By Louie Korac -  NHL.com Correspondent /NHL.com - Blues vs. Sharks series blog

St. Louis' second line producing primary offense

One of the many successes for St. Louis in this series has been the play of Patrik Berglund, Alex Steen and Andy McDonald on the Blues' second line.

While the Sharks have been able to somewhat neutralize the top unit of David Backes, T.J. Oshie and David Perron, the Berglund line has accounted for 16 points (seven goals, nine assists) in four games.
And to think, Blues coach Ken Hitchcock didn't throw this group together until the last game of the regular season in Dallas.

"I think pretty early," Steen said when asked when the chemistry came together. "We use the strength of the line very well. I think [MacDonald] and myself use our speed down low and [Berglund] kind of with his big body creates a lot of space for the two of us.

"We talk a lot about plays on and off the ice, on the bench as soon as we get a chance ... where we'd like each other to be in certain situations. We have triggers in our game now that we've played enough together enough times where we see if one guy does something, it triggers another guy to do something else. It kind of gets in sync that way. We're a hard-working line. We check well."

Both Steen and McDonald have shared the duties on both wings, with Steen most recently playing the right side.

"It's a little different for me, but I've done it before," Steen said. "It didn't take very long, and now I'm comfortable. I think if you watch the games, both [MacDonald] and myself read off each other pretty well. When one guy's on one side, we'll have a peek at each other and say alright, we'll just stay for now. ... We need to stay humble and keep working."

Hitchcock said it's all about each player playing to their respective strengths.

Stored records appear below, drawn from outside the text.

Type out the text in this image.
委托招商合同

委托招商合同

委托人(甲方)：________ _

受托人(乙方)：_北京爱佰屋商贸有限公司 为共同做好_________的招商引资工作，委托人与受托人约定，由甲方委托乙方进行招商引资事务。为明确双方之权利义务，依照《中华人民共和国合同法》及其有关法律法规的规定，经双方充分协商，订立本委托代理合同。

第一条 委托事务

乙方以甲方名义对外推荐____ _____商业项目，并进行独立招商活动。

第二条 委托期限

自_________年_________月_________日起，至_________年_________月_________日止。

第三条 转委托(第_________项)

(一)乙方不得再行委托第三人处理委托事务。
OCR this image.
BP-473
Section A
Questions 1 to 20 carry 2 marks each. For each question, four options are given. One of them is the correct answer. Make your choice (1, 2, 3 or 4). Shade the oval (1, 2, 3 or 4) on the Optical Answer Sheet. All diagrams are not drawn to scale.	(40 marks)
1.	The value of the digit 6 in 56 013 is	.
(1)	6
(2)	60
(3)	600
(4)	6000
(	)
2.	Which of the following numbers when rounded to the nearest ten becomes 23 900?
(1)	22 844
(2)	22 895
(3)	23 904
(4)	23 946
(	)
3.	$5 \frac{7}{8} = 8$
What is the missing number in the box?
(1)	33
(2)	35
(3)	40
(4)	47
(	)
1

"I think we have the puck in the right people's hands," Hitchcock said. "I think [Berglund] has played great because he's deferred to the other two guys and he's played to his strengths. I think each guy's playing to his strengths right now, and it's allowed us to be a better line. I think [Berglund]'s figuring out as a center iceman that you don't have to have the puck all the time to be an effective center iceman in the NHL anymore. The new wave of NHL center icemen has that element now. ... He's learning that it's a give-and-go game. He's been much better because he's played with two guys that handle the puck well, have great patience and allows him to get into the right spots to shoot and score."

Hitchcock continued: "I really believe one of the reason's we're up in the series is [Backus and] Oshie killing penalties, negating top players has helped us out a lot. I can guarantee that this is the first time that San Jose hasn't started with the puck in a long time. Somebody told me [Joe] Pavelski's percentages are down 20, which is incredible for us. We thought if we were close to 45 percent, we'd be doing good, but to be in the 50s is terrific for us right now."